Ieri pomeriggio, il BTp a 10 anni offriva un rendimento lordo alla scadenza del 4,26%. Mentre scriviamo, vale a dire meno di un giorno dopo, rende sotto il 4,12%. Lo spread con il Bund di pari durata si è ristretto di poco, scendendo da 187 a 184 punti base. Ne consegue che ad essere diminuito è stato anche il rendimento del decennale tedesco.
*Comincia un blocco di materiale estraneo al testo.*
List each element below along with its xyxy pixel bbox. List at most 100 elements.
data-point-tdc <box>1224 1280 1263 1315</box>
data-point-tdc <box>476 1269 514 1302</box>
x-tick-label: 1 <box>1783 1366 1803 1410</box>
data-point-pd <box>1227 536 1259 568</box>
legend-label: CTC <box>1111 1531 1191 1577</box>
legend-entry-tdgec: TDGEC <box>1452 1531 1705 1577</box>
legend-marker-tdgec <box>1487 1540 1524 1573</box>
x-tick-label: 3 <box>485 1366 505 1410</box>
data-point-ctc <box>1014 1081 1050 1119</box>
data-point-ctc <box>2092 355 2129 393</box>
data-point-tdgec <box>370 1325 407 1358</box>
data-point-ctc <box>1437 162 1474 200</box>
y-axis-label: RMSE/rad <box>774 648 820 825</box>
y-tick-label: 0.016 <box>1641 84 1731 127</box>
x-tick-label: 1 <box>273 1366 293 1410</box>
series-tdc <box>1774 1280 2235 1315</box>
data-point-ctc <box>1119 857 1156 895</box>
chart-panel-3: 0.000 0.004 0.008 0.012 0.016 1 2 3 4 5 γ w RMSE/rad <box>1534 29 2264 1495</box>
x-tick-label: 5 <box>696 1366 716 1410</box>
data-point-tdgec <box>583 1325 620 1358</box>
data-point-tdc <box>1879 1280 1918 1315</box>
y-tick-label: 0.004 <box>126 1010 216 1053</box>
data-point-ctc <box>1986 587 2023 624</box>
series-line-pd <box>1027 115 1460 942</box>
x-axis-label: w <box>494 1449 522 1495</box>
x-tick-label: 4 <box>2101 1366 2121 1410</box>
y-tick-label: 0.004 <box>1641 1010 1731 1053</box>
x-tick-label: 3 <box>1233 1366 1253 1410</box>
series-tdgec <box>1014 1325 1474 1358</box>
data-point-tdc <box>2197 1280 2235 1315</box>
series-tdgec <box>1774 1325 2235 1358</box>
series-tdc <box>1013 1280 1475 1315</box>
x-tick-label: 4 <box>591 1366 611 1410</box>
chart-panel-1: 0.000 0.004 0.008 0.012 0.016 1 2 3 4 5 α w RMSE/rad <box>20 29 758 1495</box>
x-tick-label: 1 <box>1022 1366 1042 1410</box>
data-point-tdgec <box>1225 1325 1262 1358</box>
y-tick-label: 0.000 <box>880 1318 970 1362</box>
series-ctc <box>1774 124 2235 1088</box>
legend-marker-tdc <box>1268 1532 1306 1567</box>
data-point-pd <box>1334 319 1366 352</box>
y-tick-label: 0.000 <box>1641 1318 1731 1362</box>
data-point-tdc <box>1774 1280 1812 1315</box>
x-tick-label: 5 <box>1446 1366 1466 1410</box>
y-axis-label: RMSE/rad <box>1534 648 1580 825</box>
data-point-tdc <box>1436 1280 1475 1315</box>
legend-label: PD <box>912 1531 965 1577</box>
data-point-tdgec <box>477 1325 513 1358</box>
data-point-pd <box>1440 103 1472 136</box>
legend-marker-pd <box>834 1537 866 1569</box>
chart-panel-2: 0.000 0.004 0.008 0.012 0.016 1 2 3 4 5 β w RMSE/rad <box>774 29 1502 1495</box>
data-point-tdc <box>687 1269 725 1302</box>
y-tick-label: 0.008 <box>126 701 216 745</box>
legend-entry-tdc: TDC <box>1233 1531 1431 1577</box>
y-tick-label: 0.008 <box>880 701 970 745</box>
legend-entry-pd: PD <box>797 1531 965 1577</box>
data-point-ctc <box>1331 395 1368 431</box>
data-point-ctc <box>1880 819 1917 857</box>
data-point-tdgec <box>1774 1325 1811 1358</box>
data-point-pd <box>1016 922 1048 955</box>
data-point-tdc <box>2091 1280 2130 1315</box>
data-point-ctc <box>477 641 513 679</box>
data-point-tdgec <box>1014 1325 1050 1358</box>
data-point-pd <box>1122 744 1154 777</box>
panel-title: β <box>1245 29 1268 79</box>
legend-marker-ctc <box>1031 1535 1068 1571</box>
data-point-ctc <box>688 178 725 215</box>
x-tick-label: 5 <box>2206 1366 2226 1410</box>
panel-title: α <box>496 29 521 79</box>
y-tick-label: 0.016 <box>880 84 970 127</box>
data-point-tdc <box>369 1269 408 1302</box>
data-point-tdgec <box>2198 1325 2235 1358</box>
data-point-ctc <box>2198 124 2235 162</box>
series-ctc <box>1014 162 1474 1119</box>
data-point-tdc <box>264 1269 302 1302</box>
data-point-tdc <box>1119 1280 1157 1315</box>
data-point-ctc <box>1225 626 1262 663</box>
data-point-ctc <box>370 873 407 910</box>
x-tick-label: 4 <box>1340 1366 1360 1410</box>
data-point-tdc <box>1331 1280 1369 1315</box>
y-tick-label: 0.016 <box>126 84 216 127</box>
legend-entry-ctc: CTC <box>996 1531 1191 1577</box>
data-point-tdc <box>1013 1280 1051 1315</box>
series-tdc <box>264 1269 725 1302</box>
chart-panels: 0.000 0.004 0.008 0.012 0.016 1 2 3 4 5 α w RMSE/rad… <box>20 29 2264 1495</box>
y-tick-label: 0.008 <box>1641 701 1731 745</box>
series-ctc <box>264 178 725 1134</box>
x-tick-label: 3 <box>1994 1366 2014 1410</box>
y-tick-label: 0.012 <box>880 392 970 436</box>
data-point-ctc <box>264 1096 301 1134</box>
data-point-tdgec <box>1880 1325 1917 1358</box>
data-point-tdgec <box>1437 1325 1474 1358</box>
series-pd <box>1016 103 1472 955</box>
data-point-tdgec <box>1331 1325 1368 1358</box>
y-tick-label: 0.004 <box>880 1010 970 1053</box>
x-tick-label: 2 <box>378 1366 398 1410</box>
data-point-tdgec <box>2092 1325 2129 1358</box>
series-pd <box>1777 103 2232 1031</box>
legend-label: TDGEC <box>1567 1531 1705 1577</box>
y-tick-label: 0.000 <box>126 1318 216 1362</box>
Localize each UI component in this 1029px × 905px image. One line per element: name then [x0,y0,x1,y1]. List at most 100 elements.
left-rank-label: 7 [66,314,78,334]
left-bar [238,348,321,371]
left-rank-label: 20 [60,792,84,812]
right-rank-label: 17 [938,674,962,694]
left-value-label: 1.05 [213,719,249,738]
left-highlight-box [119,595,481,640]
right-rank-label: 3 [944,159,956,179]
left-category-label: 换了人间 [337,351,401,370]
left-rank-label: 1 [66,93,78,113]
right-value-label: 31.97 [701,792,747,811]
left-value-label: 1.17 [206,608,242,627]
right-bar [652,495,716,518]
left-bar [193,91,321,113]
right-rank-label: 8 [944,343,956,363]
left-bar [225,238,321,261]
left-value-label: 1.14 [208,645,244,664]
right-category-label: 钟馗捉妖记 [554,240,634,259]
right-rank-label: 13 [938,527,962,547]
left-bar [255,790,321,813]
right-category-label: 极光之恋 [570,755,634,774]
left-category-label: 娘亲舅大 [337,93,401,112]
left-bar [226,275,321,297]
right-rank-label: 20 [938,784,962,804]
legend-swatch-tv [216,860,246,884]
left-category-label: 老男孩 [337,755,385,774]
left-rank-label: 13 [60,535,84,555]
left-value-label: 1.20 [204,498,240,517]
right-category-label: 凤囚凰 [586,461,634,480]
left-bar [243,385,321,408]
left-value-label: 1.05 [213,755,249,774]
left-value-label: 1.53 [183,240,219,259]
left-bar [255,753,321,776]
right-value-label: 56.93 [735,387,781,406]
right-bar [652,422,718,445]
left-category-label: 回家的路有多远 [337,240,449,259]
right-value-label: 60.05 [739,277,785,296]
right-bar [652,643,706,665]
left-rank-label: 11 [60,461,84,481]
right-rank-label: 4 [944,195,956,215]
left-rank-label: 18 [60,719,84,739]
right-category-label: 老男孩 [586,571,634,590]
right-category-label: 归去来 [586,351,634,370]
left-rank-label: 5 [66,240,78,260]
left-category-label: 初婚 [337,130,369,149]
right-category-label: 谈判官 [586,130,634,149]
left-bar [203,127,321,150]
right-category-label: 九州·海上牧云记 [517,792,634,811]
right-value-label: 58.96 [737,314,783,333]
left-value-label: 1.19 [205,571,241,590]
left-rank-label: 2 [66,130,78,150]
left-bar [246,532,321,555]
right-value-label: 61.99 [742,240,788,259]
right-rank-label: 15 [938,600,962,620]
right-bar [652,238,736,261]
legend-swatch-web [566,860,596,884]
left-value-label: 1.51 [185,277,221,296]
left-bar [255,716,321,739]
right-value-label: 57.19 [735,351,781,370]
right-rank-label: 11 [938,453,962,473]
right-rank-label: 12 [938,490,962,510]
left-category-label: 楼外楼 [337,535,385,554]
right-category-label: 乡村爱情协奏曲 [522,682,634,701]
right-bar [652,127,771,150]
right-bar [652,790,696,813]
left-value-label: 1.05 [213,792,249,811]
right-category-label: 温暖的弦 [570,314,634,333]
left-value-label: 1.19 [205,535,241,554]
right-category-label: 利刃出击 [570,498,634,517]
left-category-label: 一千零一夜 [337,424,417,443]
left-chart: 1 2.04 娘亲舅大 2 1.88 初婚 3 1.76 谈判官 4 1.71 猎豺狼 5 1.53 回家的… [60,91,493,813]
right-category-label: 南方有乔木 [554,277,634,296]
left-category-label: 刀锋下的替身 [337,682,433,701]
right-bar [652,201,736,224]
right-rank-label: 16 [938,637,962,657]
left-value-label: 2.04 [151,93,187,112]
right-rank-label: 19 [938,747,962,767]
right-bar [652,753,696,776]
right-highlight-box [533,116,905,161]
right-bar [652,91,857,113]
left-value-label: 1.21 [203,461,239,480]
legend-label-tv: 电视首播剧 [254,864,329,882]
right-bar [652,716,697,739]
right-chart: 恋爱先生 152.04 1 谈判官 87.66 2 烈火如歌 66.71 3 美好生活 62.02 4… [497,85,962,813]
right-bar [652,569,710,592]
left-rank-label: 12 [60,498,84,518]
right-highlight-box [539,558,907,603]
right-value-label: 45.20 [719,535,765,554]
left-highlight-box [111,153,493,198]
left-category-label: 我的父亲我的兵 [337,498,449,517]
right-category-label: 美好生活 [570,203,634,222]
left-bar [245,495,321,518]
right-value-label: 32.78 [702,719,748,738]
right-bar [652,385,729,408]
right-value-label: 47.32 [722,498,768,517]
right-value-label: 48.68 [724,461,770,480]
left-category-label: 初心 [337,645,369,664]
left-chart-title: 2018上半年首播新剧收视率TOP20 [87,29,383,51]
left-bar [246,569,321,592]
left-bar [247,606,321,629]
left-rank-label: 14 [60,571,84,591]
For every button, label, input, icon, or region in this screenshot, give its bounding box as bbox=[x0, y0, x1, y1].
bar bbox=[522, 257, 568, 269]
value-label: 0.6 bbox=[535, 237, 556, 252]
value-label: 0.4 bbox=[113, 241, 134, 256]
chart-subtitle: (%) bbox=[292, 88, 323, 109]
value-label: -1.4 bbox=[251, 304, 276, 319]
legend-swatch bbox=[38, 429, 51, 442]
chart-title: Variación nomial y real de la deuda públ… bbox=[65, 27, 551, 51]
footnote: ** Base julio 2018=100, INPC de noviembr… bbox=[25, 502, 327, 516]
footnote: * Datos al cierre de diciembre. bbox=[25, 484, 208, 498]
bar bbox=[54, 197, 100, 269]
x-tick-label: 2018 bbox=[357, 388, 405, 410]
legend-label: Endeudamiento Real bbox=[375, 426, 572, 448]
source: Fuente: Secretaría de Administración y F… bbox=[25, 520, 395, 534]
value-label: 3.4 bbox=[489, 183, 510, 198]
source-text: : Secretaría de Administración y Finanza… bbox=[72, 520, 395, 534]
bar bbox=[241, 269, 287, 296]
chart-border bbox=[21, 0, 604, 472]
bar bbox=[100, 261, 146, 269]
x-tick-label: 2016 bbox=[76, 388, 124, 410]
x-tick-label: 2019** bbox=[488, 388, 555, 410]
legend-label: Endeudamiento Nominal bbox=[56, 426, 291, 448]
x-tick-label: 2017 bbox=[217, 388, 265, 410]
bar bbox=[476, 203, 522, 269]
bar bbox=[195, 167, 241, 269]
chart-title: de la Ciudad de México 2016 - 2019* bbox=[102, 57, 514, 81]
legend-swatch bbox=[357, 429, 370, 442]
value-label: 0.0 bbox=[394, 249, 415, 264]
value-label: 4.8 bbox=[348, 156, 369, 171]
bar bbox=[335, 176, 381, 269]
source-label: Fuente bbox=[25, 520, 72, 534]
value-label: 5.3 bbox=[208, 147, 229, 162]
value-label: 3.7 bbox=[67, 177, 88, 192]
E questo trend è avvenuto mentre dalla Banca Centrale Europea (BCE) continuano ad arrivare segnali “hawkish”, di ulteriori rialzi dei tassi d’interesse anche dopo il board di marzo.
Il governatore della Federal Reserve, Jerome Powell, partecipando a un convegno economico ha spiegato l’altro ieri che il target d’inflazione del 2% negli Stati Uniti sarà probabilmente centrato “entro un paio di anni”. Ha spiegato che il processo potrebbe rivelarsi un po’ più lento di quanto stimato da alcuni analisti, anche perché il mercato del lavoro resta solido, conseguenza di “un’economia americana forte”. Tuttavia, ha anche affermato che “il processo di disinflazione è iniziato”. Tanto è bastato ai più per desumere dal suo discorso che la stretta sui tassi FED sarebbe prossima alla conclusione.
BTp a 10 anni in balia delle attese
Il mercato lancia segnali non chiari sul punto. Da un lato il dollaro arretra contro le principali valute mondiali, dall’altro i futures sui tassi d’interesse consolidano l’ipotesi di un apice entro metà anno al 5,25%. Mancherebbero due rialzi da un quarto di punto percentuale ciascuno prima che Powell dichiari cessata o sospesa la stretta. Ma la riduzione del bilancio dell’istituto, ha spiegato, potrebbe impiegare un paio di anni ancora. Non ci saranno vendite di T-bond e bond coperti da garanzie immobiliari, ha aggiunto, semmai questi titoli non saranno rinnovati alla scadenza (“tightening passivo”).
Il BTp a 10 anni sta beneficiando del ritorno agli acquisti obbligazionari dopo il discorso di Powell. A guardare l’andamento complessivo del mercato, sembrerebbe che almeno parte degli investimenti di queste ore arrivino da Oltreoceano. Ciò spiegherebbe il rafforzamento del cambio euro-dollaro e la risalita dei prezzi dei bond europei. Con una FED percepita un po’ più “dovish”, i rendimenti italiani sopra il 4% tornano a fare gola. Ma abituiamoci anche per i prossimi 2-3 mesi a frequenti e repentini cambi di direzione. I mercati sono a caccia di parole che confermino il loro desiderio di una svolta monetaria. Queste a volte sembreranno assecondarlo, altre no. E i bond faranno un passo avanti e dopo un passo indietro, fino a quando le banche centrali non parleranno con i fatti.